De aangetroffen klasse- en individuele kenmerken in de onderzochte gebruikte en ongebruikte werkstempels [adres zonder nummer] en de onderzochte munten [adres zonder nummer] , vrachtauto [kenteken] , [adres 6] , [adres] en [adres 7] , zijn niet aangetroffen in de originele munten en stempels van de Royal Mint.
De deskundige D. Baldwin heeft in zijn contra-rapportage van 22 augustus 2017 de door Pieterman gevolgde werkwijze en de uitkomsten van het NFI-rapport onderstreept, met de kanttekening dat hij het verrichte onderzoek aan de door de Royal Mint ter beschikking gestelde munten en stempels niet kan beoordelen omdat hij dit onderzoek niet heeft kunnen inzien.

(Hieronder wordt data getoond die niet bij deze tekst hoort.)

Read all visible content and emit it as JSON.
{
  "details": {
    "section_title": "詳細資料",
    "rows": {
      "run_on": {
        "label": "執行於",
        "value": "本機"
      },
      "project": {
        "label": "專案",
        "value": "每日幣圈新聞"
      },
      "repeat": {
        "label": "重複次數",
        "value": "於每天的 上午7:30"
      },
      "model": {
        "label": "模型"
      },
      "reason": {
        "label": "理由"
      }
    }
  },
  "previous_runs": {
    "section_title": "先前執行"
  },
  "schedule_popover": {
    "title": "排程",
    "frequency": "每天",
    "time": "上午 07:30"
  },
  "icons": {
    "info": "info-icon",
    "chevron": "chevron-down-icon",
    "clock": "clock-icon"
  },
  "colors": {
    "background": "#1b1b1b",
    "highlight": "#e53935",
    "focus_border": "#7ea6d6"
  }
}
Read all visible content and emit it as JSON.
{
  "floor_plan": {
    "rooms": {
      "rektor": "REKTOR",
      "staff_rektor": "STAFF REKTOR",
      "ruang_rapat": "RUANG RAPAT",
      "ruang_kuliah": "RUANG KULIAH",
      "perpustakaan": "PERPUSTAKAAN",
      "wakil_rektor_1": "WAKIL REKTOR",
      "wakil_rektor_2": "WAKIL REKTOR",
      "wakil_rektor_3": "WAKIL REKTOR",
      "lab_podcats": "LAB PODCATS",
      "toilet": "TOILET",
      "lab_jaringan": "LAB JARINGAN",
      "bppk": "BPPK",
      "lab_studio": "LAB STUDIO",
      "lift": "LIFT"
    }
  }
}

De rechtbank stelt op basis van de bevindingen van de deskundige Pieterman vast dat de onderzochte munten die in beslag zijn genomen in de loods aan de [adres 2] te [plaats] , in de vrachtwagen met kenteken [kenteken] , op het adres [adres] te [plaats] , in de loods [adres 6] te [plaats] en op het adres [adres 7] te [plaats] , vals zijn en zijn te herleiden naar de stempels aangetroffen in de loods aan de [adres zonder nummer] en/of de matrijsstempel in de woning van [verdachte] .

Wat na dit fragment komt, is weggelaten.